Was riecht denn da so im Ferrari? - Polizei beweist feines Näschen

Wer als Polizist Erfolg haben will, muss einen guten Riecher besitzen. Eine Mannheimer Autobahnpolizeistreife hat das bewiesen. Sie kontrollierten einen Ferrari, der von einem sehr jungen Mann gefahren wurde. Doch nicht die Papiere des jungen Fahrers machten die Polizisten stutzig, sondern der Geruch im Auto.

Ein Jüngling hinterm Lenker eines 658 PS starken Ferrari und ein älterer Herr auf dem Beifahrersitz - da wollten die Autobahnpolizisten am Samstag um 14.30 Uhr genau hinsehen. Sie kontrollierten den Superflitzer an der Raststätte Hardtwald.
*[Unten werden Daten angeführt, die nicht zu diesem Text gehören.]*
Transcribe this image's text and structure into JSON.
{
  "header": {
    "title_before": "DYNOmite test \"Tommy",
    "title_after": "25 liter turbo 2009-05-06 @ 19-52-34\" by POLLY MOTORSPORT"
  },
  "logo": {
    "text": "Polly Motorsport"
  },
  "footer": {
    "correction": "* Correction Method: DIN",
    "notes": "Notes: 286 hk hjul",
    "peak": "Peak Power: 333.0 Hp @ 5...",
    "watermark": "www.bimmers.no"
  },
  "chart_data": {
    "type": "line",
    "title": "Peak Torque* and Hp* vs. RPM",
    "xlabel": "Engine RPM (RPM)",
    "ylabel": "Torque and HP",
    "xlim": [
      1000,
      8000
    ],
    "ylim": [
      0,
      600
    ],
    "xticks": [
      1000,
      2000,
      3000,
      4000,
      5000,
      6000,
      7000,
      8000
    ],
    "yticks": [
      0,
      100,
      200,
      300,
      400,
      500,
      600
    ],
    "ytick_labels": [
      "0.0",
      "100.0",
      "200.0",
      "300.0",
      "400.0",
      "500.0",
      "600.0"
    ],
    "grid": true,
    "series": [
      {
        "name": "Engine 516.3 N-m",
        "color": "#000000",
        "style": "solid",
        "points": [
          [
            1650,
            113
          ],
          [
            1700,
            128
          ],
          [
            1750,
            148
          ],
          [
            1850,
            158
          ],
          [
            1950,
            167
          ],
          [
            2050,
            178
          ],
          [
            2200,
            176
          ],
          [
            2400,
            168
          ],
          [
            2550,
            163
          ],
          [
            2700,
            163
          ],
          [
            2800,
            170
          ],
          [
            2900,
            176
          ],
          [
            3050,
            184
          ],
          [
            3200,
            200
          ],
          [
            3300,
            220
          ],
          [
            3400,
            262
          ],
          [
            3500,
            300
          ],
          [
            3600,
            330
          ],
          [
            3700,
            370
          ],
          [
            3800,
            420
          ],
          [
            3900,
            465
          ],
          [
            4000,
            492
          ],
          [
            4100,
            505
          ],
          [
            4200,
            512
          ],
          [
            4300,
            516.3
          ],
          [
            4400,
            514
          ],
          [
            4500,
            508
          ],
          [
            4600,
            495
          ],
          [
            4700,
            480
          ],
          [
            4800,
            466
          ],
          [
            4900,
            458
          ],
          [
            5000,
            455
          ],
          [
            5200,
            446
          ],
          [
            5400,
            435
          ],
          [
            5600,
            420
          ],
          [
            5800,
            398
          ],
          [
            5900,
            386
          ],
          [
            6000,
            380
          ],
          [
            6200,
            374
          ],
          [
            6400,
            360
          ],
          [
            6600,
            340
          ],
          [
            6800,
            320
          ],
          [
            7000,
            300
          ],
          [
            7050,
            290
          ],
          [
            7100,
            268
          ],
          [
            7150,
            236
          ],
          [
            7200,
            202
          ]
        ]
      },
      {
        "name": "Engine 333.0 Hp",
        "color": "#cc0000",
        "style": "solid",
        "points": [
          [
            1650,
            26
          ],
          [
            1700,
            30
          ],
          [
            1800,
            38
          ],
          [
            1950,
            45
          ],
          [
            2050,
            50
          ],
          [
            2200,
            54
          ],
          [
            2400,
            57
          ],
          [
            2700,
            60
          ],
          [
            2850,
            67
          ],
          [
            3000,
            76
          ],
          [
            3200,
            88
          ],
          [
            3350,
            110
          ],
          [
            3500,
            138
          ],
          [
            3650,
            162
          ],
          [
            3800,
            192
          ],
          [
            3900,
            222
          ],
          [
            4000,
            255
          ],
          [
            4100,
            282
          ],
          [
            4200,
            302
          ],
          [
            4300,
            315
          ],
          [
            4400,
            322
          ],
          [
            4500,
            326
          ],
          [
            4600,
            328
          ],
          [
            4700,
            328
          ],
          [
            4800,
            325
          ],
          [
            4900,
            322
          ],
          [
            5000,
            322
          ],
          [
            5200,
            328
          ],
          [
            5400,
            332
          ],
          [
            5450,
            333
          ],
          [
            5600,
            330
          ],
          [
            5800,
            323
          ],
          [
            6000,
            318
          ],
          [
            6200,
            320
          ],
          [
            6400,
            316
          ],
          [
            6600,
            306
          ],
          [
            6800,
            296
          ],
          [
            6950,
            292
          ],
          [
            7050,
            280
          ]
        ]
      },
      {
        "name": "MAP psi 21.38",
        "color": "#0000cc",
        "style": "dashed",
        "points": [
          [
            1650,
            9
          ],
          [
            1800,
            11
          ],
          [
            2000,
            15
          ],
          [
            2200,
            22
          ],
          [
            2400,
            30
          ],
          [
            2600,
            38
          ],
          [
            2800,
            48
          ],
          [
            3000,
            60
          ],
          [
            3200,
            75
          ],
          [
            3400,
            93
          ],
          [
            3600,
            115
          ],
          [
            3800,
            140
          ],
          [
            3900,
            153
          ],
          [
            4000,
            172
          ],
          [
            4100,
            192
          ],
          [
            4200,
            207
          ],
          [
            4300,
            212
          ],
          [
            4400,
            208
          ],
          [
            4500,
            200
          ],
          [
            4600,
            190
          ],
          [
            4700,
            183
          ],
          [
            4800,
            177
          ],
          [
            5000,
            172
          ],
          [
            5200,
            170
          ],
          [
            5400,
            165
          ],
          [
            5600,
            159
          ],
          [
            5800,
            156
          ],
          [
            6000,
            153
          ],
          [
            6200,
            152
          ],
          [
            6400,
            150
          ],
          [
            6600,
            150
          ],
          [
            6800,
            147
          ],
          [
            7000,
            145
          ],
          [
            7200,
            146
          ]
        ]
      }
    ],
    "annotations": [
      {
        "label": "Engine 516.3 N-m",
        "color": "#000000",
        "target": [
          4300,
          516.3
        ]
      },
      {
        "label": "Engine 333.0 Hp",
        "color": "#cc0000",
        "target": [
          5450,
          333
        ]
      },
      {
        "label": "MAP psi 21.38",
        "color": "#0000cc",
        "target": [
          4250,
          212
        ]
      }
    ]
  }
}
Zwar konnte sich der 20-Jährige ordnungsgemäß ausweisen und auch einen Führerschein vorweisen, irgendetwas aber kam den Beamten dennoch merkwürdig vor. Dass der Eigentümer des auffallenden Gefährts auf dem Beifahrersitz Platz genommen und seinem Sohn das Lenkrad überlassen hatte, machte die Beamten weniger stutzig als ein bekannter Geruch, der aus dem Fahrzeuginneren strömte.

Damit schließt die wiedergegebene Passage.